PACIFICARE: New Chief, New Direction?
PacifiCare Health Systems Inc. yesterday named Robert O'Leary as its new president and CEO, the Orange County Register reports. O'Leary has no experience running a managed care company, but some say that "could be his biggest asset." O'Leary, 56, replaces Alan Hoops, who announced his resignation in February after PacifiCare's stock tumbled. The new chief comes from Premier, Inc., a San Diego-based not-for-profit network of hospitals and medical centers. He has also served as CEO of both the Voluntary Hospitals Association Inc. and the St. Joseph's Health System. According to John Rex, a Bear Stearns analyst, the "growing financial instability of the medical providers that contract with PacifiCare" could be one of O'Leary's major challenges. The capitation system has resulted in several high profile bankruptcies of doctors' groups in recent years, including last year's demise of Anaheim-based MedPartners, which owned several hospitals and 82 clinics. In such a precarious market, PacifiCare could be held liable for millions of dollars in unpaid bills.
Outlook for Medicare Uncertain
The other big problem for O'Leary, according to Rex, is the company's reliance on Medicare revenue, which accounts for 60% of the hospital's receipts. Medicare's vulnerability to possible federal government cutbacks may prompt O'Leary to consider a "more broadly diversified" revenue stream by extending commercial policies to large and small businesses (Wolfson, 6/23).
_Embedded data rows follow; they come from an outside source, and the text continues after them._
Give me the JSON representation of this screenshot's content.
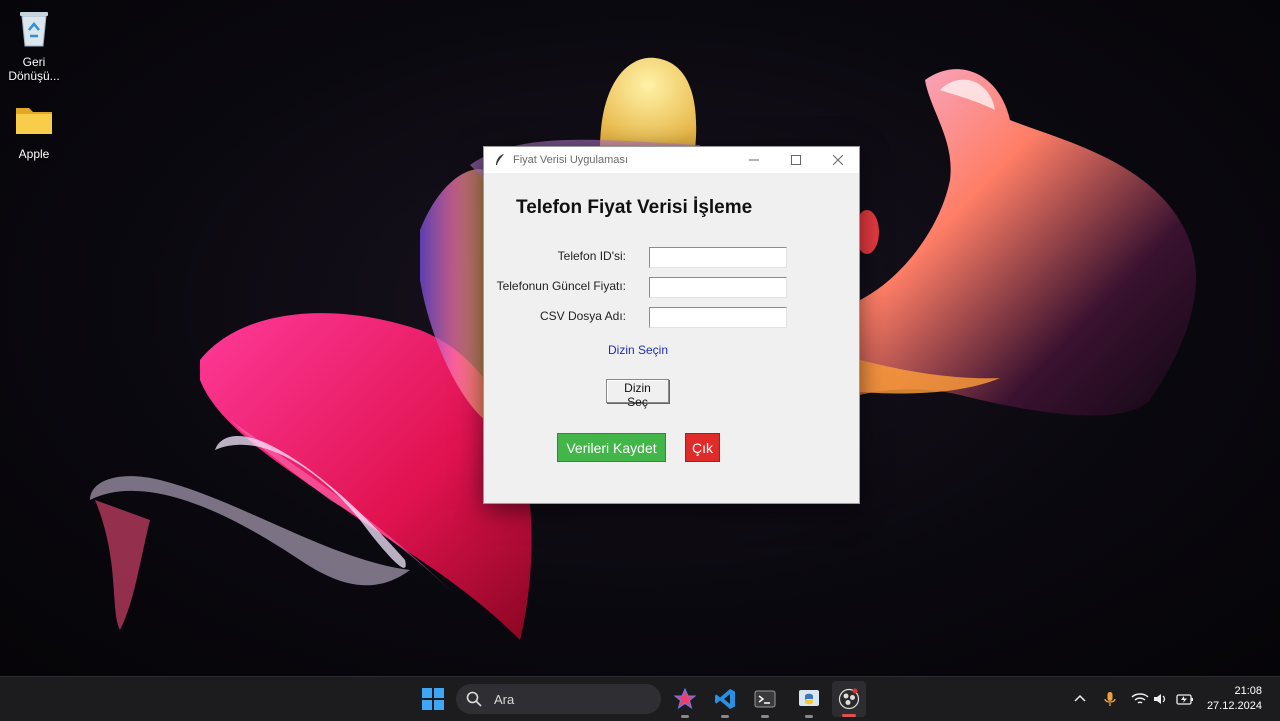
{
  "desktop": {
    "icons": [
      {
        "label": "Geri\nDönüşü..."
      },
      {
        "label": "Apple"
      }
    ]
  },
  "window": {
    "title": "Fiyat Verisi Uygulaması",
    "heading": "Telefon Fiyat Verisi İşleme",
    "fields": [
      {
        "label": "Telefon ID'si:",
        "value": ""
      },
      {
        "label": "Telefonun Güncel Fiyatı:",
        "value": ""
      },
      {
        "label": "CSV Dosya Adı:",
        "value": ""
      }
    ],
    "directory_label": "Dizin Seçin",
    "select_dir_button": "Dizin Seç",
    "save_button": "Verileri Kaydet",
    "exit_button": "Çık",
    "colors": {
      "save": "#43b649",
      "exit": "#e02b2b",
      "directory_label": "#1e2fb5"
    }
  },
  "taskbar": {
    "search_placeholder": "Ara",
    "apps": [
      "windows-start",
      "search",
      "app-browser",
      "vscode",
      "terminal",
      "python-idle",
      "obs-recorder"
    ],
    "clock": {
      "time": "21:08",
      "date": "27.12.2024"
    }
  }
}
While O'Leary states that PacifiCare "will not do anything precipitous," his ascension comes at a time when HMOs are exiting the Medicare managed care market "in droves," the Los Angeles Time reports. Earlier this month, Cigna Corp. announced that it would drop 105,000 Medicare patients as it pulls out of the market nationwide. Without articulating a precise Medicare strategy, O'Leary told the Times that he has "spent most of [his] career managing processes of change," and will make "adjustments" to PacifiCare, an "organization that has been very adaptable" (Bernstein, 6/23).